Com a entrada em vigor do GDPR, essa realidade mudou drasticamente. Como os dados exibidos pelo WHOIS frequentemente continham informações pessoais, muitos registradores passaram a ocultar ou restringir o acesso a esses dados para evitar violações da legislação europeia. Em muitos casos, consultas públicas passaram a exibir apenas informações técnicas do domínio, removendo os dados do titular. Essa mudança trouxe benefícios importantes para a privacidade. Proprietários de domínios ficaram menos expostos a spam, golpes, tentativas de phishing e coleta indevida de informações pessoais. Para pessoas físicas que registram domínios em seus próprios nomes, a proteção se tornou especialmente relevante.
Por outro lado, o mercado de compra e venda de domínios enfrentou novos desafios. Investidores e empresas interessadas em adquirir um domínio passaram a encontrar mais dificuldades para localizar e contatar seus proprietários. Antes, bastava uma consulta WHOIS para obter um endereço de e-mail. Atualmente, muitas negociações exigem pesquisa adicional, formulários de contato ou intermediação por corretores especializados. As empresas de segurança digital também sentiram os impactos. Investigações relacionadas a fraudes, malware e abusos online tornaram-se mais complexas, exigindo processos formais para obtenção de informações junto aos registradores. Da mesma forma, titulares de marcas registradas passaram a depender mais de procedimentos legais para identificar responsáveis por possíveis violações.
O setor respondeu criando mecanismos alternativos. Muitos registradores oferecem formulários anônimos de contato, permitindo que interessados enviem mensagens ao titular sem revelar seus dados pessoais. Plataformas de negociação de domínios também ganharam importância como intermediárias entre compradores e vendedores.
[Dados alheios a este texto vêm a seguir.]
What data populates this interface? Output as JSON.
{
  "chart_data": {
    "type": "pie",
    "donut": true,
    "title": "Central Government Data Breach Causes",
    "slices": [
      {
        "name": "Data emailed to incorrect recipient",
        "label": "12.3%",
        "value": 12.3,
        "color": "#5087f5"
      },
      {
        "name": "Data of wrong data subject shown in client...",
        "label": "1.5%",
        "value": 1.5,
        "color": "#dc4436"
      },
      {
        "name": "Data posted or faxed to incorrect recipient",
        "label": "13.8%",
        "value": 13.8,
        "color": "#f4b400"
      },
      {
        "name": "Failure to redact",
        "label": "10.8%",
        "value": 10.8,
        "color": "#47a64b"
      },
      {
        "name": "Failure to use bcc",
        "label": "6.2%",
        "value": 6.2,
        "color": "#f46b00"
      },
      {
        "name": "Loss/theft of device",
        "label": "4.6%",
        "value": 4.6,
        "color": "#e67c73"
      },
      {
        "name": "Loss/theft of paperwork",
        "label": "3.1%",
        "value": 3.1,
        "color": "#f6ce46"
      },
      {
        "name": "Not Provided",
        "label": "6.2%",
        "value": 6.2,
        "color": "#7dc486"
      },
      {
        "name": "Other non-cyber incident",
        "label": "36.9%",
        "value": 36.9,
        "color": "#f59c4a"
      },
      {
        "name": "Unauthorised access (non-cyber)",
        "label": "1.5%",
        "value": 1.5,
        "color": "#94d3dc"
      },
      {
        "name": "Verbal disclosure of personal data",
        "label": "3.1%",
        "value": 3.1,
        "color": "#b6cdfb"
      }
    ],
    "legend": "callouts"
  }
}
Apesar das dificuldades iniciais, o mercado acabou se adaptando. Hoje existe um equilíbrio maior entre transparência e privacidade. O proprietário de um domínio continua podendo ser contatado em muitos casos, mas sem que suas informações pessoais fiquem expostas publicamente para qualquer pessoa na internet. O GDPR demonstrou que a proteção da privacidade não é apenas uma questão jurídica, mas também um fator que influencia diretamente a forma como os negócios digitais funcionam. No mercado de domínios, ele marcou o fim da era do WHOIS totalmente aberto e o início de um modelo mais preocupado com a segurança e os direitos dos indivíduos.